Rethinking Machine Ethics in the Age of Ubiquitous Technology

By White, Jeffrey
  • Format : Pdf, ePub, Mobi, Kindle
  • Publisher : IGI Global
  • Isbn : 9781466685932
  • Pages : 332
  • Category : Computers
  • Reads : 985
  • File Pdf: rethinking-machine-ethics-in-the-age-of-ubiquitous-technology.pdf

Book Summary:

As the utilization of intelligent machines spreads to numerous realms, the discourse of machine ethics has also developed and expanded. Concerns over machine intelligence and the role of automata in everyday life must be addressed before artificial intelligence and robotic technologies may be fully integrated into human society. Rethinking Machine Ethics in the Age of Ubiquitous Technology blends forward-looking, constructive, and interdisciplinary visions of ethical ideals, aims, and applications of machine technology. This visionary reference work incorporates ethical conversations in the fields of technology, computer science, robotics, and the medical industry, creating a vibrant dialogue between philosophical ideals and the applied sciences. With its broad scope of relevant topics, this book serves as an excellent tool for policymakers, academicians, researchers, advanced-level students, technology developers, and government officials. This timely publication features thoroughly researched articles on the topics of artificial moral agency, cyber-warfare, transhumanism, organic neural nets, human worker replacement, automaticity and global governance, security and surveillance, military drones, and more.

Misalliance

By Edward Miller
  • Format : Pdf, ePub, Mobi, Kindle
  • Publisher : Harvard University Press
  • Isbn : 9780674075320
  • Pages : 427
  • Category : History
  • Reads : 273
  • File Pdf: misalliance.pdf

Book Summary:

Diem’s alliance with Washington has long been seen as a Cold War relationship gone bad, undone by either American arrogance or Diem’s stubbornness. Edward Miller argues that this misalliance was more than just a joint effort to contain communism.
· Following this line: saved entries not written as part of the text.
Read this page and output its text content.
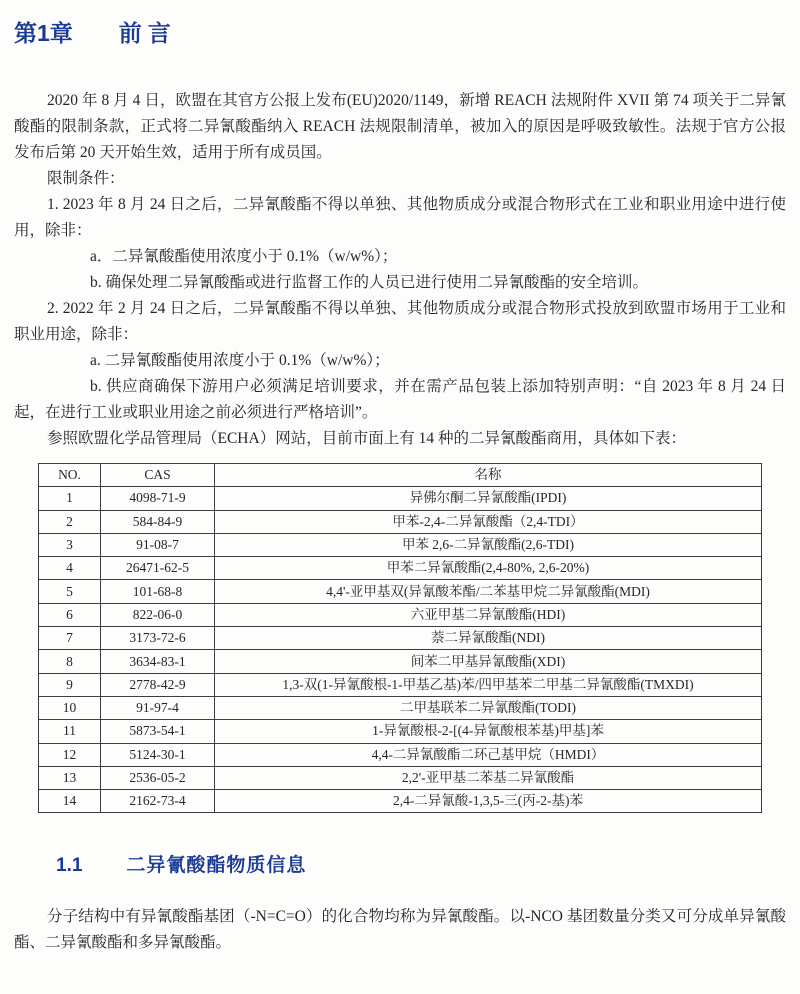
第1章 前言

2020 年 8 月 4 日，欧盟在其官方公报上发布(EU)2020/1149，新增 REACH 法规附件 XVII 第 74 项关于二异氰酸酯的限制条款，正式将二异氰酸酯纳入 REACH 法规限制清单，被加入的原因是呼吸致敏性。法规于官方公报发布后第 20 天开始生效，适用于所有成员国。

限制条件：

1. 2023 年 8 月 24 日之后，二异氰酸酯不得以单独、其他物质成分或混合物形式在工业和职业用途中进行使用，除非：

a．二异氰酸酯使用浓度小于 0.1%（w/w%）；

b. 确保处理二异氰酸酯或进行监督工作的人员已进行使用二异氰酸酯的安全培训。

2. 2022 年 2 月 24 日之后，二异氰酸酯不得以单独、其他物质成分或混合物形式投放到欧盟市场用于工业和职业用途，除非：

a. 二异氰酸酯使用浓度小于 0.1%（w/w%）；

b. 供应商确保下游用户必须满足培训要求，并在需产品包装上添加特别声明：“自 2023 年 8 月 24 日起，在进行工业或职业用途之前必须进行严格培训”。

参照欧盟化学品管理局（ECHA）网站，目前市面上有 14 种的二异氰酸酯商用，具体如下表：

NO.	CAS	名称
1	4098-71-9	异佛尔酮二异氰酸酯(IPDI)
2	584-84-9	甲苯-2,4-二异氰酸酯（2,4-TDI）
3	91-08-7	甲苯 2,6-二异氰酸酯(2,6-TDI)
4	26471-62-5	甲苯二异氰酸酯(2,4-80%, 2,6-20%)
5	101-68-8	4,4'-亚甲基双(异氰酸苯酯/二苯基甲烷二异氰酸酯(MDI)
6	822-06-0	六亚甲基二异氰酸酯(HDI)
7	3173-72-6	萘二异氰酸酯(NDI)
8	3634-83-1	间苯二甲基异氰酸酯(XDI)
9	2778-42-9	1,3-双(1-异氰酸根-1-甲基乙基)苯/四甲基苯二甲基二异氰酸酯(TMXDI)
10	91-97-4	二甲基联苯二异氰酸酯(TODI)
11	5873-54-1	1-异氰酸根-2-[(4-异氰酸根苯基)甲基]苯
12	5124-30-1	4,4-二异氰酸酯二环己基甲烷（HMDI）
13	2536-05-2	2,2'-亚甲基二苯基二异氰酸酯
14	2162-73-4	2,4-二异氰酸-1,3,5-三(丙-2-基)苯
1.1 二异氰酸酯物质信息

分子结构中有异氰酸酯基团（-N=C=O）的化合物均称为异氰酸酯。以-NCO 基团数量分类又可分成单异氰酸酯、二异氰酸酯和多异氰酸酯。
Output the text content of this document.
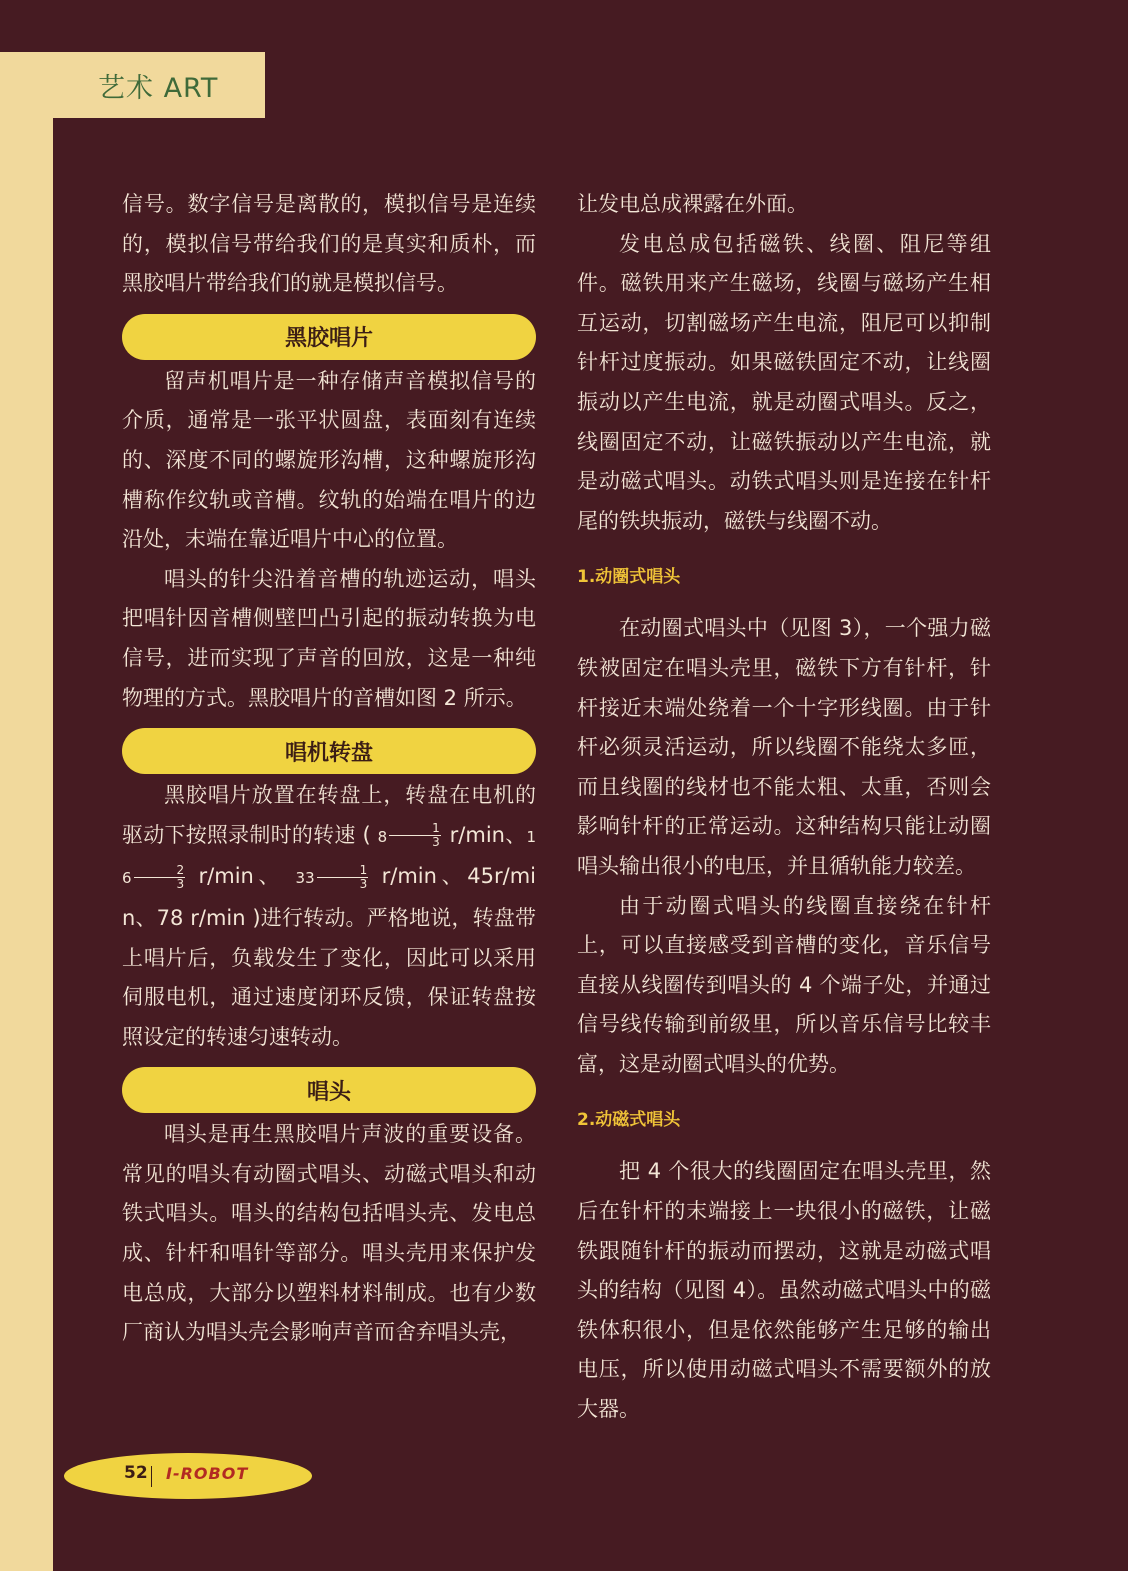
艺术 ART

信号。数字信号是离散的，模拟信号是连续的，模拟信号带给我们的是真实和质朴，而黑胶唱片带给我们的就是模拟信号。

黑胶唱片

留声机唱片是一种存储声音模拟信号的介质，通常是一张平状圆盘，表面刻有连续的、深度不同的螺旋形沟槽，这种螺旋形沟槽称作纹轨或音槽。纹轨的始端在唱片的边沿处，末端在靠近唱片中心的位置。

唱头的针尖沿着音槽的轨迹运动，唱头把唱针因音槽侧壁凹凸引起的振动转换为电信号，进而实现了声音的回放，这是一种纯物理的方式。黑胶唱片的音槽如图 2 所示。

唱机转盘

黑胶唱片放置在转盘上，转盘在电机的驱动下按照录制时的转速 ( $8 \frac{1}{3} r/\min$、$16 \frac{2}{3} r/\min$、 $33 \frac{1}{3} r/\min$、45r/min、78 r/min )进行转动。严格地说，转盘带上唱片后，负载发生了变化，因此可以采用伺服电机，通过速度闭环反馈，保证转盘按照设定的转速匀速转动。

唱头

唱头是再生黑胶唱片声波的重要设备。常见的唱头有动圈式唱头、动磁式唱头和动铁式唱头。唱头的结构包括唱头壳、发电总成、针杆和唱针等部分。唱头壳用来保护发电总成，大部分以塑料材料制成。也有少数厂商认为唱头壳会影响声音而舍弃唱头壳，

让发电总成裸露在外面。

发电总成包括磁铁、线圈、阻尼等组件。磁铁用来产生磁场，线圈与磁场产生相互运动，切割磁场产生电流，阻尼可以抑制针杆过度振动。如果磁铁固定不动，让线圈振动以产生电流，就是动圈式唱头。反之，线圈固定不动，让磁铁振动以产生电流，就是动磁式唱头。动铁式唱头则是连接在针杆尾的铁块振动，磁铁与线圈不动。

1.动圈式唱头

在动圈式唱头中（见图 3），一个强力磁铁被固定在唱头壳里，磁铁下方有针杆，针杆接近末端处绕着一个十字形线圈。由于针杆必须灵活运动，所以线圈不能绕太多匝，而且线圈的线材也不能太粗、太重，否则会影响针杆的正常运动。这种结构只能让动圈唱头输出很小的电压，并且循轨能力较差。

由于动圈式唱头的线圈直接绕在针杆上，可以直接感受到音槽的变化，音乐信号直接从线圈传到唱头的 4 个端子处，并通过信号线传输到前级里，所以音乐信号比较丰富，这是动圈式唱头的优势。

2.动磁式唱头

把 4 个很大的线圈固定在唱头壳里，然后在针杆的末端接上一块很小的磁铁，让磁铁跟随针杆的振动而摆动，这就是动磁式唱头的结构（见图 4）。虽然动磁式唱头中的磁铁体积很小，但是依然能够产生足够的输出电压，所以使用动磁式唱头不需要额外的放大器。

52 I-ROBOT
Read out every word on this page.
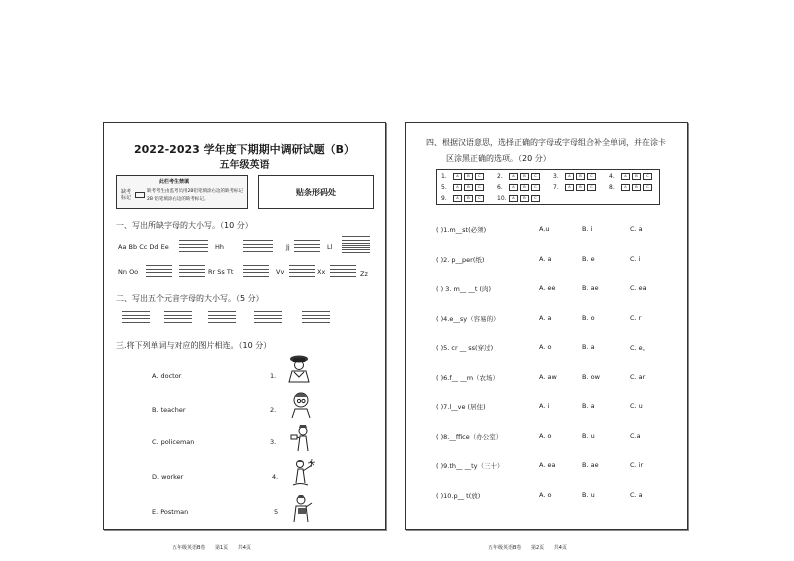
2022-2023 学年度下期期中调研试题（B）
五年级英语
此栏考生禁填
缺考 标记
缺考考生由监考员用2B铅笔填涂右边的缺考标记
2B 铅笔填涂右边的缺考标记。
贴条形码处
一、写出所缺字母的大小写。（10 分）
Aa Bb Cc Dd Ee	Hh	Jj	Ll
Nn Oo	Rr Ss Tt	Vv	Xx	Zz
二、写出五个元音字母的大小写。（5 分）
三.将下列单词与对应的图片相连。（10 分）
A. doctor	1.
B. teacher	2.
C. policeman	3.
D. worker	4.
E. Postman	5
五年级英语B卷 第1页 共4页
四、根据汉语意思，选择正确的字母或字母组合补全单词，并在涂卡
区涂黑正确的选项。（20 分）
1.	A	B	C	2.	A	B	C	3.	A	B	C	4.	A	B	C
5.	A	B	C	6.	A	B	C	7.	A	B	C	8.	A	B	C
9.	A	B	C	10.	A	B	C
( )1.m__st(必须)	A.u	B. i	C. a
( )2. p__per(纸)	A. a	B. e	C. i
( ) 3. m__ __t (肉)	A. ee	B. ae	C. ea
( )4.e__sy（容易的）	A. a	B. o	C. r
( )5. cr __ ss(穿过)	A. o	B. a	C. e。
( )6.f__ __m（农场）	A. aw	B. ow	C. ar
( )7.l__ve (居住)	A. i	B. a	C. u
( )8.__ffice（办公室）	A. o	B. u	C.a
( )9.th__ __ty（三十）	A. ea	B. ae	C. ir
( )10.p__ t(放)	A. o	B. u	C. a
五年级英语B卷 第2页 共4页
It was also a means for each side to shrewdly pursue its plans for nation building in South Vietnam.

Justifying War

By D. Welch,J. Fox
  • Format : Pdf, ePub, Mobi, Kindle
  • Publisher : Springer
  • Isbn : 9780230393295
  • Pages : 397
  • Category : Political Science
  • Reads : 674
  • File Pdf: justifying-war.pdf

Book Summary:

A new assessment of the debates about Just War in the twentieth and twenty-first centuries, from the imperial wars of the nineteenth century through the age of total war, the evolution of human rights discourse and international law, to proportionality during the Cold War and the redefinition of authority with the ascendancy of terror groups.